La Commission nationale électorale éthiopienne a pris une décision majeure en annulant la reconnaissance juridique du Front de Libération du Tigré (FLT) en tant que parti politique. Cette démarche soulève des questions cruciales sur l’avenir de l’accord de paix de Pretoria et ravive le débat sur la position politique et légale du Front dans le paysage éthiopien.

Que signifie cette décision ?

Le 14 mai, la Commission nationale électorale éthiopienne a supprimé le statut légal du Front de Libération du Tigré. Cette mesure s’appuie sur la loi électorale éthiopienne n° 1162/2019, qui régit l’enregistrement et la révocation des partis politiques.

La perte du statut légal signifie que le FLT n’est plus reconnu officiellement comme une entité politique légitime. Il perd ainsi tous ses droits politiques, organisationnels et financiers. Par conséquent :

  • Il est interdit de participer aux élections.
  • Il ne peut plus organiser d’activités politiques.
  • Ses actifs et propriétés sont gelés.
  • Il ne peut pas être automatiquement ré-enregistré.

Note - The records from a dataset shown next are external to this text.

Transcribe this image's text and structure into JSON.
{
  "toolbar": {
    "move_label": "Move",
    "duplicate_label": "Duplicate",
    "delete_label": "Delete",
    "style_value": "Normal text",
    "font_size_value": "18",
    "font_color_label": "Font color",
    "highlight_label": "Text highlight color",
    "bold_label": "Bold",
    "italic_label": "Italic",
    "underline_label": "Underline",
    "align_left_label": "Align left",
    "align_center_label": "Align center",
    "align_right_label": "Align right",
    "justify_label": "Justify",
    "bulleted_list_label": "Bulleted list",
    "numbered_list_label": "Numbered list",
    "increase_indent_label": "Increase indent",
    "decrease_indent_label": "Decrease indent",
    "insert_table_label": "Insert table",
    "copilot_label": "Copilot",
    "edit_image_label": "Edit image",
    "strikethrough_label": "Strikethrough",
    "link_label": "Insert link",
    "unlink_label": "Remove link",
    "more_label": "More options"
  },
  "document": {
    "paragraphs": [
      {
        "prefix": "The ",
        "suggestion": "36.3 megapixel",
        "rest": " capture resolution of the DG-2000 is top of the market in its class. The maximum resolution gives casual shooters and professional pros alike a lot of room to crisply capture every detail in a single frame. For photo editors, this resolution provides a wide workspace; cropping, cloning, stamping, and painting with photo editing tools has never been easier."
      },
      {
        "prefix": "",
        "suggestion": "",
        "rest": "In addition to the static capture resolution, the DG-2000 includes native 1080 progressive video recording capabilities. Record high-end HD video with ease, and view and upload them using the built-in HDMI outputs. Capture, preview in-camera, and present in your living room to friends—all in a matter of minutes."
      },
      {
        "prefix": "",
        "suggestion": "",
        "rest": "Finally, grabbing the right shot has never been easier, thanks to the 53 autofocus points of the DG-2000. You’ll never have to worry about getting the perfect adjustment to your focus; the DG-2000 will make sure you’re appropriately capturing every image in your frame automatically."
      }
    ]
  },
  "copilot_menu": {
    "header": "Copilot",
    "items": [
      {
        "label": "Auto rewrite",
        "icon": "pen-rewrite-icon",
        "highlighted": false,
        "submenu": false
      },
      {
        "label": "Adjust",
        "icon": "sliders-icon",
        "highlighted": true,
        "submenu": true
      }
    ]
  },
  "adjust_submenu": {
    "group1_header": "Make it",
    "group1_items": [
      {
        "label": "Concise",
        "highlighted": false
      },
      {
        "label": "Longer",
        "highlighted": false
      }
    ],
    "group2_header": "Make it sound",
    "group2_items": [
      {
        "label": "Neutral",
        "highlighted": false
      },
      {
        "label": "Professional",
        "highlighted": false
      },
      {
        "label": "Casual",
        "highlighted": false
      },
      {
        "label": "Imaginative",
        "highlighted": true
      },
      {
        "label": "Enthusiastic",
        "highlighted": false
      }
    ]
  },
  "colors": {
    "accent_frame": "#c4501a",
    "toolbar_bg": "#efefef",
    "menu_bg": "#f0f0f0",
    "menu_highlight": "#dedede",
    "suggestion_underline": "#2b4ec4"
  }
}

Comment en est-on arrivé là ?

Le statut légal du Front a connu plusieurs revirements :

  • Le 18 janvier 2021, le FLT avait déjà perdu son statut légal à cause de sa participation à ce que le gouvernement qualifie de « rébellion armée ».
  • En mai 2021, le gouvernement éthiopien a classé le Front comme organisation terroriste, décision approuvée par le Parlement.
  • En novembre 2022, l’accord de paix de Pretoria incluait le retrait du FLT de la liste des organisations terroristes, validé en mars 2023 par le Parlement.
  • En août 2024, la Commission électorale avait accepté d’enregistrer le FLT comme nouveau parti politique sous conditions strictes, dont la tenue d’un congrès dans les six mois, proposition écartée par la direction du Front.
  • En février 2025, l’activité politique du FLT a été suspendue pour trois mois, décision jugée sans effet légal par le Front.
  • En mai 2025, la suppression officielle du statut légal a été prononcée en raison du non-respect des conditions d’enregistrement.

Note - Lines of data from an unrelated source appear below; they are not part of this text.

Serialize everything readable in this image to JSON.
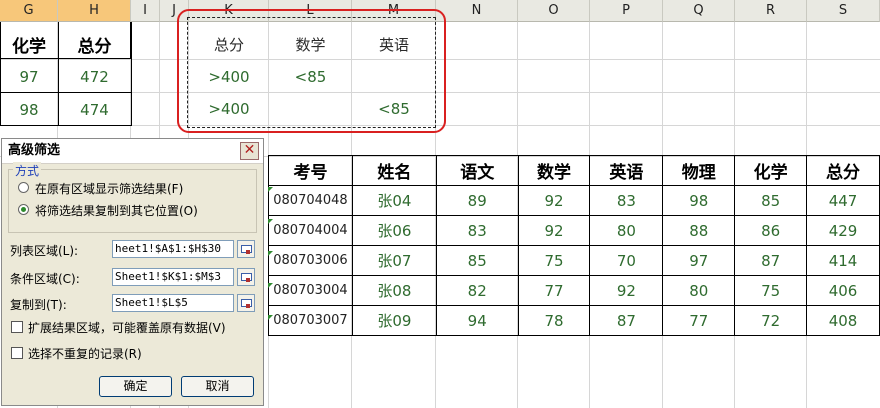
{
  "columns": [
    "G",
    "H",
    "I",
    "J",
    "K",
    "L",
    "M",
    "N",
    "O",
    "P",
    "Q",
    "R",
    "S"
  ],
  "left_table": {
    "headers": [
      "化学",
      "总分"
    ],
    "rows": [
      [
        "97",
        "472"
      ],
      [
        "98",
        "474"
      ]
    ]
  },
  "criteria": {
    "headers": [
      "总分",
      "数学",
      "英语"
    ],
    "rows": [
      [
        ">400",
        "<85",
        ""
      ],
      [
        ">400",
        "",
        "<85"
      ]
    ]
  },
  "result_table": {
    "headers": [
      "考号",
      "姓名",
      "语文",
      "数学",
      "英语",
      "物理",
      "化学",
      "总分"
    ],
    "rows": [
      [
        "080704048",
        "张04",
        "89",
        "92",
        "83",
        "98",
        "85",
        "447"
      ],
      [
        "080704004",
        "张06",
        "83",
        "92",
        "80",
        "88",
        "86",
        "429"
      ],
      [
        "080703006",
        "张07",
        "85",
        "75",
        "70",
        "97",
        "87",
        "414"
      ],
      [
        "080703004",
        "张08",
        "82",
        "77",
        "92",
        "80",
        "75",
        "406"
      ],
      [
        "080703007",
        "张09",
        "94",
        "78",
        "87",
        "77",
        "72",
        "408"
      ]
    ]
  },
  "dialog": {
    "title": "高级筛选",
    "close": "✕",
    "group_label": "方式",
    "radio1": "在原有区域显示筛选结果(F)",
    "radio2": "将筛选结果复制到其它位置(O)",
    "list_label": "列表区域(L):",
    "list_value": "heet1!$A$1:$H$30",
    "criteria_label": "条件区域(C):",
    "criteria_value": "Sheet1!$K$1:$M$3",
    "copy_label": "复制到(T):",
    "copy_value": "Sheet1!$L$5",
    "extend_label": "扩展结果区域，可能覆盖原有数据(V)",
    "unique_label": "选择不重复的记录(R)",
    "ok": "确定",
    "cancel": "取消"
  }
}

Arguments des parties impliquées

Le différend entre le Front et les autorités fédérales repose sur l’interprétation divergente de l’accord de Pretoria et la primauté des lois nationales :

  • Front de Libération du Tigré :
    • Le FLT considère que l’accord de Pretoria constitue un cadre légal contraignant qui rétablit automatiquement son statut de parti politique sans conditions supplémentaires.
    • Selon lui, l’accord annule la décision de la Commission électorale de janvier 2021 et exige la suppression de son étiquetage de groupe terroriste.
    • Il rejette les conditions imposées par la Commission en 2024, affirmant que cela contredit l’esprit de l’accord qui le désigne comme représentant légitime du Tigré.
  • Autorités fédérales :
    • Ces dernières insistent sur le fait que l’accord de Pretoria ne supprime pas l’application des lois nationales éthiopiennes.
    • La Commission électorale exige que le FLT respecte les procédures pour les partis ayant un passé armé, notamment l’organisation d’un congrès en six mois.
    • La suppression du statut légal s’appuie sur l’article 99 de la loi 1162/2019, interdisant les partis ne respectant pas les exigences, avec confiscation d’actifs et interdiction d’activités.

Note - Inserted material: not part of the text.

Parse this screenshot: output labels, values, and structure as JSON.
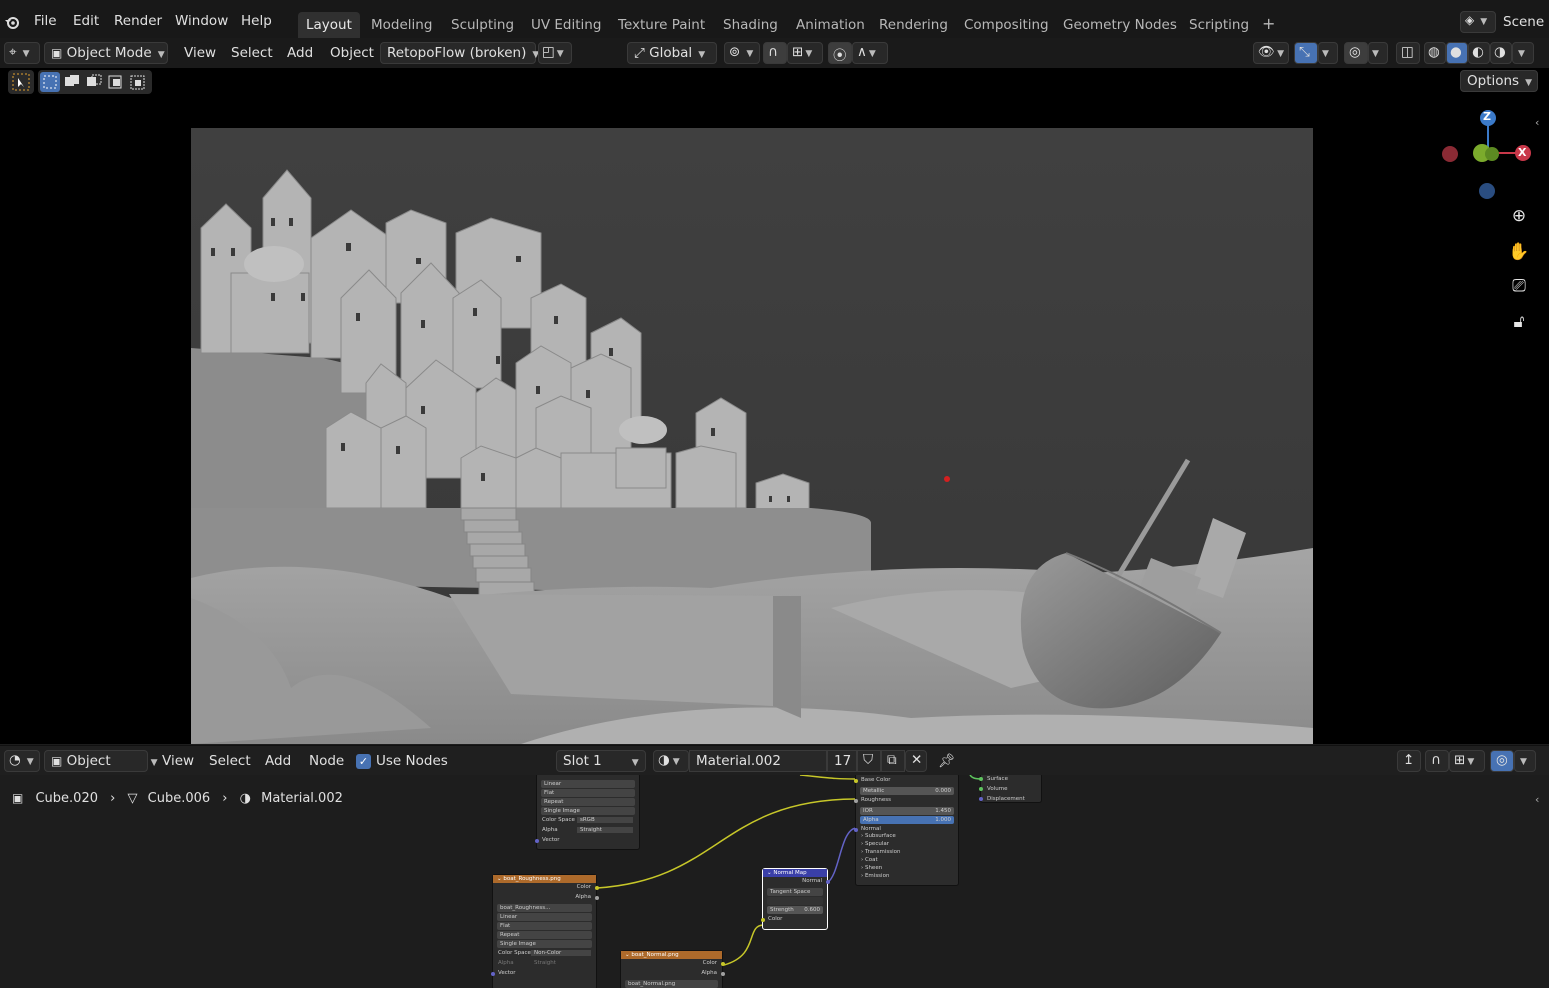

Moteurs politiques du différend juridique

Au-delà des arguments juridiques, ce conflit reflète une lutte politique profonde concernant le rôle du FLT au sein d’un État caractérisé par une grande diversité ethnique :

  • La direction du Front perçoit la légitimité politique comme clé pour retrouver sa place historique dans la politique éthiopienne.
  • Elle vise à défendre l’autonomie régionale du peuple tigré au sein du système fédéral éthiopien.
  • Le refus de l’enregistrement comme parti « nouveau » vise à ne pas perdre la légitimité acquise par la lutte précédente et à conserver un poids dans les négociations.
  • Certaines figures politiques tigréennes accusent le Front d’instrumentaliser l’accord de Pretoria à des fins politiques, notamment la reconquête du pouvoir régional.
  • Du côté gouvernemental, certains analystes estiment que la fédération cherche à affaiblir le Front et à réorganiser le pouvoir central.
  • Des divisions internes au sein du FLT, exacerbées notamment par la pression des conditions électorales, ont mené à une scission et la création d’un parti concurrent en 2025.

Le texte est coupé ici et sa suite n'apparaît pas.